Between athletes and support staff, there may be 170 in the travelling party for the 23 July to 8 August Games in Tokyo.

While some countries are vaccinating all of their party, Covid-19 vaccination is not mandatory in Team Ireland.

Amidst growing concern about the viability of holding the Games as Japan, where just 5% of the population is vaccinated, deals with the pandemic, Tricia Heberle told RTÉ Sport that their job is to keep the athletes focused, while other considerations are dealt with in the background.


Olympics chief insists Tokyo 2020 will go ahead


"Thomas Bach [IOC president] says a safe Games can be conducted in Tokyo in July," Heberle said.

"While we are not being naïve about hearing some of the noise, the best thing we can do is focus on the things we can control.

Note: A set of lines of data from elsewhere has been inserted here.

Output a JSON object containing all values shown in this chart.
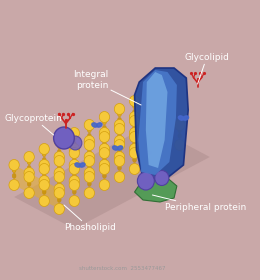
{
  "bg_color": "#c9a8a8",
  "membrane_head_color": "#f5c93a",
  "membrane_head_edge": "#d4a010",
  "membrane_tail_color": "#e0aa10",
  "membrane_tail_dark": "#c89000",
  "integral_protein_dark": "#2a4fa0",
  "integral_protein_mid": "#4a7acc",
  "integral_protein_light": "#7ab0e8",
  "peripheral_protein_color": "#4a9a50",
  "glycoprotein_ball_color": "#7060c0",
  "glycoprotein_ball_edge": "#5040a0",
  "red_branch_color": "#cc2222",
  "blue_molecule_color": "#4466cc",
  "shadow_color": "#a08080",
  "label_color": "#f5f5f5",
  "line_color": "#f0f0f0",
  "labels": {
    "glycolipid": "Glycolipid",
    "integral_protein": "Integral\nprotein",
    "glycoprotein": "Glycoprotein",
    "peripheral_protein": "Peripheral protein",
    "phospholipid": "Phosholipid"
  },
  "label_fontsize": 6.5
}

"We’ve spent a lot of time and there’s a lot of expertise around the athletes that has them just focusing on the things that they need to do each day.

"We’ve been advising them not to engage in the speculation and the debate.

"They are not distracted."

Asked if there was a moral dilemma involved given that many in Japan are against the Games going ahead, Heberle (above) said: "We have to give these things thought. I can’t imagine what it’s like in Japan.

"We have strong partnerships in Japan, with host cities so we get information every day.

"Right now, the focus is to recognise and respect what’s happening, not be blind to it but also understand that we have many things every day that we need to keep doing until the appropriate group makes a decision on the games."


Should Tokyo 2020 go ahead? - The Irish Olympian view


Heberle also revealed how their vaccination programme is progressing.

She said: "We had our first rollout of the vaccine late last week, we’ll continue to roll out on dose one across the next two weeks and then we’ll look at the second doses coming into action.

"We can have a team of up to 170, potentially 100 athletes if all the sports qualify as we hope to and then a strong support team.

"Many people have already been vaccinated through the community rollout and some of our athletes are stepping up right now to get that vaccine, which will give us comfort, protection and ease some of the anxiety that our athletes were feeling.

"It’s not mandatory, the IOC has made that clear. Our position is that we strongly recommend. We may well have athletes and staff members that do not want to take the vaccine.

"It’s their right to have that decision.

"No one is forcing any member of Team Ireland to accept the vaccine but our position is one of strong recommendation.

"We believe that is the best position around keeping ourselves safe as a group, and fulfilling our role in respect of going into the Japanese community.

"We’ve believed that we should not force this, it is not mandatory. There is a strong recommendation which is supported by good education and consultation so that people understand the benefits and the pros and cons.

"I can imagine their position [in Japan] and while I’m not familiar with how advanced their own vaccination rollout is what I am aware of is that many countries will have their full contingent vaccinated.

"We have to play our role.

"I would like to think we would be maybe around the 90% [team vaccination] mark but it is a confidential process."